Mr Johnson’s Vote Leave colleague Michael Gove echoed the sentiment, arguing the process would be one of “gradual divergence”.
“The British people’s vote to leave is the start of a process, and while that process is ongoing our existing trading relationships with the European Union and the rest of the world will continue as before,” the Justice Secretary added.
“As we move forward, we should be in no doubt that Britain is embarking on a new chapter, but one that is in line with our best traditions.
“We have always been an open, inclusive, tolerant, creative and generous nation.”
The top Tories also paid tribute to David Cameron, who announced this morning he would step down after voters rejected his call for the UK to stay in the EU by 51.9% to 48.1%.

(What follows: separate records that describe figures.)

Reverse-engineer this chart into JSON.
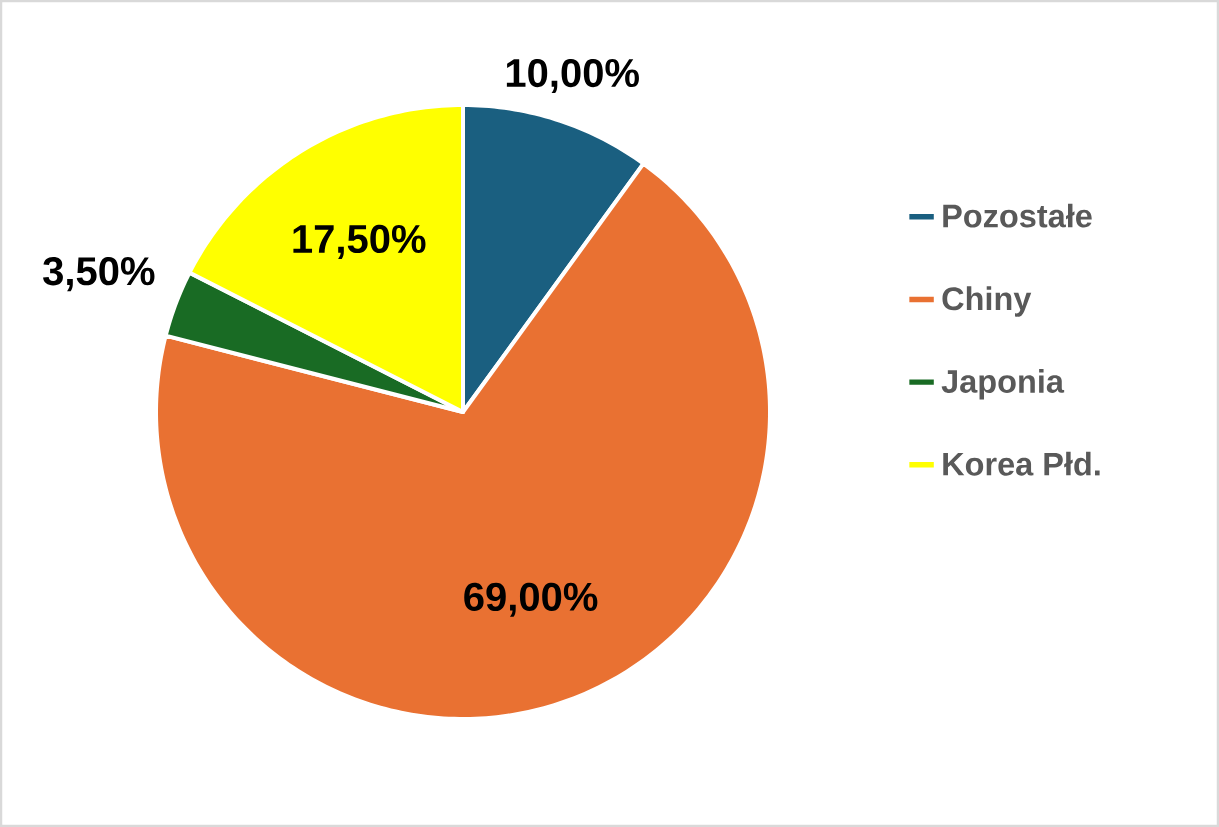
{
  "chart_data": {
    "type": "pie",
    "categories": [
      "Pozostałe",
      "Chiny",
      "Japonia",
      "Korea Płd."
    ],
    "values": [
      10,
      69,
      3.5,
      17.5
    ],
    "colors": [
      "#1a5f80",
      "#e97132",
      "#196b24",
      "#ffff00"
    ],
    "value_labels": [
      "10,00%",
      "69,00%",
      "3,50%",
      "17,50%"
    ],
    "legend": "right"
  }
}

Mr Johnson, who is expected to bid for the top job, labelled the Prime Minister “a brave and principled man” and “one of the most extraordinary politicians of our age”.
Mr Gove added that his boss had “led this country with courage, dignity and grace”.
“He and the Chancellor rebuilt our economy. He has made opportunity more equal in our society. He has exemplified the very best in public service. He deserves to be remembered as a great Prime Minister.”